BlackRock has marketing teams in the countries where it offers TCRs, which promote the product and actively markets funds while Deutsche helps explain how the product works to brokers and investors. The agreement is not exclusive and Deutsche works with a number of other ETF providers, Reinicke says.

It’s not only educating the brokers and investors in local markets, but explaining the instruments to issuers back in developed markets. A prime difference between a TCR and an ADR is that the issuer sponsors an ADR listing and the company clearly selects in which market the stock will be listed as it is expensive to maintain ADR programmes.

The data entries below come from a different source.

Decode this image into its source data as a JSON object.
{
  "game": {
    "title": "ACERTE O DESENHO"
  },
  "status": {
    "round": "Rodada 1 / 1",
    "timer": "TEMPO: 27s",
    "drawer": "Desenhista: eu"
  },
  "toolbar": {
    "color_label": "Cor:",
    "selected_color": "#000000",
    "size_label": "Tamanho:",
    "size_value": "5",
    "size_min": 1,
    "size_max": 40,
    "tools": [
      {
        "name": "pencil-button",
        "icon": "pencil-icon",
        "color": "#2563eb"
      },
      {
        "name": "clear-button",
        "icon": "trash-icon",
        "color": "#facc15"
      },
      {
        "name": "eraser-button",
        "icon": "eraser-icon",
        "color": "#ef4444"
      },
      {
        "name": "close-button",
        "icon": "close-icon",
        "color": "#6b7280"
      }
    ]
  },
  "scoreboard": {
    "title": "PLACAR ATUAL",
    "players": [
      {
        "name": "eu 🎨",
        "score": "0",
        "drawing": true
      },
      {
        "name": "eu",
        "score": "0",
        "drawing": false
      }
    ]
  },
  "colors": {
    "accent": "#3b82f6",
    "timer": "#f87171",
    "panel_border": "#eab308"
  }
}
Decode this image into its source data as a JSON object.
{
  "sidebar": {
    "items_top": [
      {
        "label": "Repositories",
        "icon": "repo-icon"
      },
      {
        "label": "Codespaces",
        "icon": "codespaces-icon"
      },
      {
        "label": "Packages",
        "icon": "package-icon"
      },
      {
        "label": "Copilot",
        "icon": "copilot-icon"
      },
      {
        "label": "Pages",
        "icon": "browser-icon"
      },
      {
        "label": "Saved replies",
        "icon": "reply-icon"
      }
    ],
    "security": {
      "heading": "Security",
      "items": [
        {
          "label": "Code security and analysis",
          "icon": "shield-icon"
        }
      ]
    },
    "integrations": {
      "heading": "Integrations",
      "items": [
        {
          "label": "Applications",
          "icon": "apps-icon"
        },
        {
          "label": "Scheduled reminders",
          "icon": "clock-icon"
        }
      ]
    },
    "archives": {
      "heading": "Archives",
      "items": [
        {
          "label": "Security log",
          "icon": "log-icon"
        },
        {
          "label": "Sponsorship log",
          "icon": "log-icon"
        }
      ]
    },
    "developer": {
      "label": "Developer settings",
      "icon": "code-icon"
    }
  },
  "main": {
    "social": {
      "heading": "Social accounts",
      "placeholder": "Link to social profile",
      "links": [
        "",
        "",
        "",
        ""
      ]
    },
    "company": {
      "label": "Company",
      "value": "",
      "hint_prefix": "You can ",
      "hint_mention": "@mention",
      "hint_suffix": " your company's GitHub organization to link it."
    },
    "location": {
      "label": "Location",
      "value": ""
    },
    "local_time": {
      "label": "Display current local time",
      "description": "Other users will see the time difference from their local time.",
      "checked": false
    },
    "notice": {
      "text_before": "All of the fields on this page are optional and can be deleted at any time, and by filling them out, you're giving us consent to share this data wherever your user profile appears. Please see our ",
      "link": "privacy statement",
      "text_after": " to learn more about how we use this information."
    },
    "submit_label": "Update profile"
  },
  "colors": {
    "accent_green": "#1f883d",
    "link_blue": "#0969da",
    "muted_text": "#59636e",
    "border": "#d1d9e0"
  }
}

By contrast, in the case of a TCR, Deutsche uses existing listed securities to create the local market product. “At the start, we had a couple of calls from issuing companies, who were concerned. We explained that we were not claiming to issue stock or launch an IPO but that through this instrument they would have a broader investor base at no risk for company. They understood that idea and were more than happy with the arrangement,” he says.

Deutsche Bank is working to bring these instruments to a wide variety of new countries although it is not always easy admits Reinicke. “We are looking at another couple of countries in Latin America, up to three in eastern Europe and as many as six in Asia,” he notes.

The launch of the products depends on appropriate legislation being in place, a willing stock exchange management and sufficient robustness of systems. Altogether, the process is very time consuming, he notes. The German bank has been working to introduce the products in Brazil and is confident that they will become available there although Reinicke admits that it has been a difficult process. He declined to mention the other countries pointing to competitive and regulatory issues.

The arrival of blue chip names in emerging markets should be a win-win situation as both sides gain from the transaction and brokers and the exchange get their cut of fees. It remains difficult however to navigate the complex regulations prevalent in each jurisdiction, making the roll out of TCR programmes a slow and protracted process. That’s a shame for all the players in the markets involved.